When the unexpected happens you might as well just roll with it. That’s the decision Sophie and Ethan make when a couples retreat takes a baffling turn. Plunging into a slippery world where comprehension is at a premium, nothing in The One I Love is quite what it seems and it’s all the more brilliant for it.
A corny opening sequence that swiftly turns on its head sets the scene for what’s to follow. Sophie (Elisabeth Moss) and Ethan’s (Mark Duplass) marriage is on the rocks. The years have not been kind as the early magic faded away to be replaced by recriminations and a lack of understanding. To fix this, they turn to Ted Danson’s marriage counsellor who sends them off to a picturesque country house to try and reconnect and discover what it is they really want from each other. What starts off as a delightful trip soon descends into twisting confusion when the guest house springs an unanticipated surprise.
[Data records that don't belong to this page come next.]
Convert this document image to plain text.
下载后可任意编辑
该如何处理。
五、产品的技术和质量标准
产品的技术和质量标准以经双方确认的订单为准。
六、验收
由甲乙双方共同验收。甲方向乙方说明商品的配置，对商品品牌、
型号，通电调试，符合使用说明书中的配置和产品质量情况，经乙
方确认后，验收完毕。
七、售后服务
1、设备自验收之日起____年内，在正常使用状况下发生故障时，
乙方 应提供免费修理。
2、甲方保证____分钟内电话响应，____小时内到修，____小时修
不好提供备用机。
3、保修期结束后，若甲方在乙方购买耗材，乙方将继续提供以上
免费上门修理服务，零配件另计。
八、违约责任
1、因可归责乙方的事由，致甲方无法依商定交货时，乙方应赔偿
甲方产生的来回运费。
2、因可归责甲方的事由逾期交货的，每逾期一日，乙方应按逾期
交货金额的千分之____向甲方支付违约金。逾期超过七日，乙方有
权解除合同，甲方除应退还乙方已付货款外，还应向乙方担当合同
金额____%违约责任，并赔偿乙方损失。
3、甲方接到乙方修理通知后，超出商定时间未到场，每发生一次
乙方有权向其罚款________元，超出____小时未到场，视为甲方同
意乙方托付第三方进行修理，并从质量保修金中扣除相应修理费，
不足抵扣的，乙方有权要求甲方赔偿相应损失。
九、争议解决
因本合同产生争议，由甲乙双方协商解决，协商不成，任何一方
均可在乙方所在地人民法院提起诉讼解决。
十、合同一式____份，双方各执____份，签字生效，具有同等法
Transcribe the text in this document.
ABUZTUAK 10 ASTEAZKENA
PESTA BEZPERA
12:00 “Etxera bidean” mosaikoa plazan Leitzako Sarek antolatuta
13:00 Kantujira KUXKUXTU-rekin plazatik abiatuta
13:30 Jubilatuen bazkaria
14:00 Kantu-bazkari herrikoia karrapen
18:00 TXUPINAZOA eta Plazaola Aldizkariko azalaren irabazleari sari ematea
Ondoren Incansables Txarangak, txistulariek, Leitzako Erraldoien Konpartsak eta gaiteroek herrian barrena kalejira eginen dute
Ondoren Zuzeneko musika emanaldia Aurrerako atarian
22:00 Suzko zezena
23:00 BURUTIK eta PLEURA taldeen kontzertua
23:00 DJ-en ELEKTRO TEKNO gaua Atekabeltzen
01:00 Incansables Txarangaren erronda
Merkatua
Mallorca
With only three actors in the entire film, and one of those only a fleeting appearance, a lot rests on the shoulders of Moss and Duplass. They prove up to task, displaying a rapport that conveys years of married familiarity. Moss plays deceit particularly well while Duplass puts in a multi-faceted performance that brings out substantially different characteristics in Ethan.
They anchor Charlie McDowell’s remarkable debut feature allowing him to build on their firm base. He sets the scene well, casting his beautiful backdrop in a soft amber glow without ever allowing it to distract from the story. Justin Lader’s screenplay is a clever beast, rolling through a series of stages that start out with confusion before moving through intriguing and ultimately sinister developments. A feeling of claustrophobia begins to take grip, as if Sophie and Ethan have entered a twilight world that they are incapable of escaping from.
This is high concept that actually follows through for once. The twists and turns just keep coming right up until the very end. There is not a moment that lasts longer than it should, the pace gradually increasing as things really start to get out of hand. A dinner party near the end is a thing of awkwardly cringing beauty. For a film that relies on keeping the audience off balance, only the right amount of detail is available. Explanation is provided only where absolutely needed. Ambiguity and the unknown rule supreme.
Not every turn is quite as leftfield as intended. After the story has played out long enough, its rhythms become discernible telegraphing a couple of late changes in direction. The glossy veneer of false reality is also punctured as the not so happily married couple, particularly Sophie, deal with the bizarre situation in an unrealistic manner. It’s one thing to go with the flow; it’s another to blindly throw all caution to the wind.
Even with that factored in, The One I Love is a highly unique debut that cries out for a repeat viewing. If you’ve ever tried to iron out disagreeable quirks in your partner, this film might make you think twice. Or it might not. Either way there’s a price to be paid.